Comment by simonw
3 hours ago
Depends on how comprehensive the test suite is.
And OK it's not equivalent to a formal proof, but passing 1,000+ tests that cover every aspect of the specification is pretty close from a practical perspective, especially for a visual formatting tool.
With mutation testing you can guarantee that all the behavior in the code is tested.
UC Berkeley: “Top-level functional equivalence requires that, for any possible set of inputs x, the two pieces of code produce the same output. … testing, or input-output (I/O) equivalence, is the default correctness metric used by the community. … It is infeasible to guarantee full top-level functional equivalence (i.e., equivalence for any value of x) with testing since this would require testing on a number of inputs so large as to be practically infinite.”
https://www2.eecs.berkeley.edu/Pubs/TechRpts/2025/EECS-2025-...
In practice mutation fuzz testers are able to whitebox see where branches are in the underlying code, with a differential fuzz test under that approach its generally able to fuzz over test cases that go over all branches.
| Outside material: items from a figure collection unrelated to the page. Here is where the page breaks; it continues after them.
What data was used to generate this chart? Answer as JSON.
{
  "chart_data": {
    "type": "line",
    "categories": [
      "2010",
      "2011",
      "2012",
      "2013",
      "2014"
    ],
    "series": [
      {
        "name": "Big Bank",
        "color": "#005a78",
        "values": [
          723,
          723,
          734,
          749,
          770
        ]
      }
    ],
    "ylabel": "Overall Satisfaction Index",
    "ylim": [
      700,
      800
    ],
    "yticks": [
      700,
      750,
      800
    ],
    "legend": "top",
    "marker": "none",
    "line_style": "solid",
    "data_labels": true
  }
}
So I think under some computer science theory case for arbitrary functions its not possible, but for the actual shape of behavior in question from this library I think its realistic that a decent corpus of 'real' examples and then differential fuzzing would give you more confidence that anyone has in nearly any program's correctness here on real Earth.
1 reply →
You can guarantee that all the cases in the code are tested. That doesn't necessarily mean that all the behaviour is tested. If two implementations use very different approaches, which happen to have different behaviour on the Mersenne primes (for deep mathematical reasons), but one of them special-cases byte values using a lookup table generated from the other, you wouldn't expect mutation testing to catch the discrepancy. Each implementation is still the local optimum as far as passing tests is concerned, and the mutation test harness wouldn't know that "disable the small integer cache" is the kind of mutation that shouldn't affect whether tests pass.
There are only 8 32-bit Mersenne primes, 4 of which are byte-valued. Fuzzing might catch the bug, if it happened to hit one of the four other 32-bit Mersenne primes (which, in many fuzzers, is more likely than a uniform distribution would suggest), but I'm sure you can imagine situations where it wouldn't.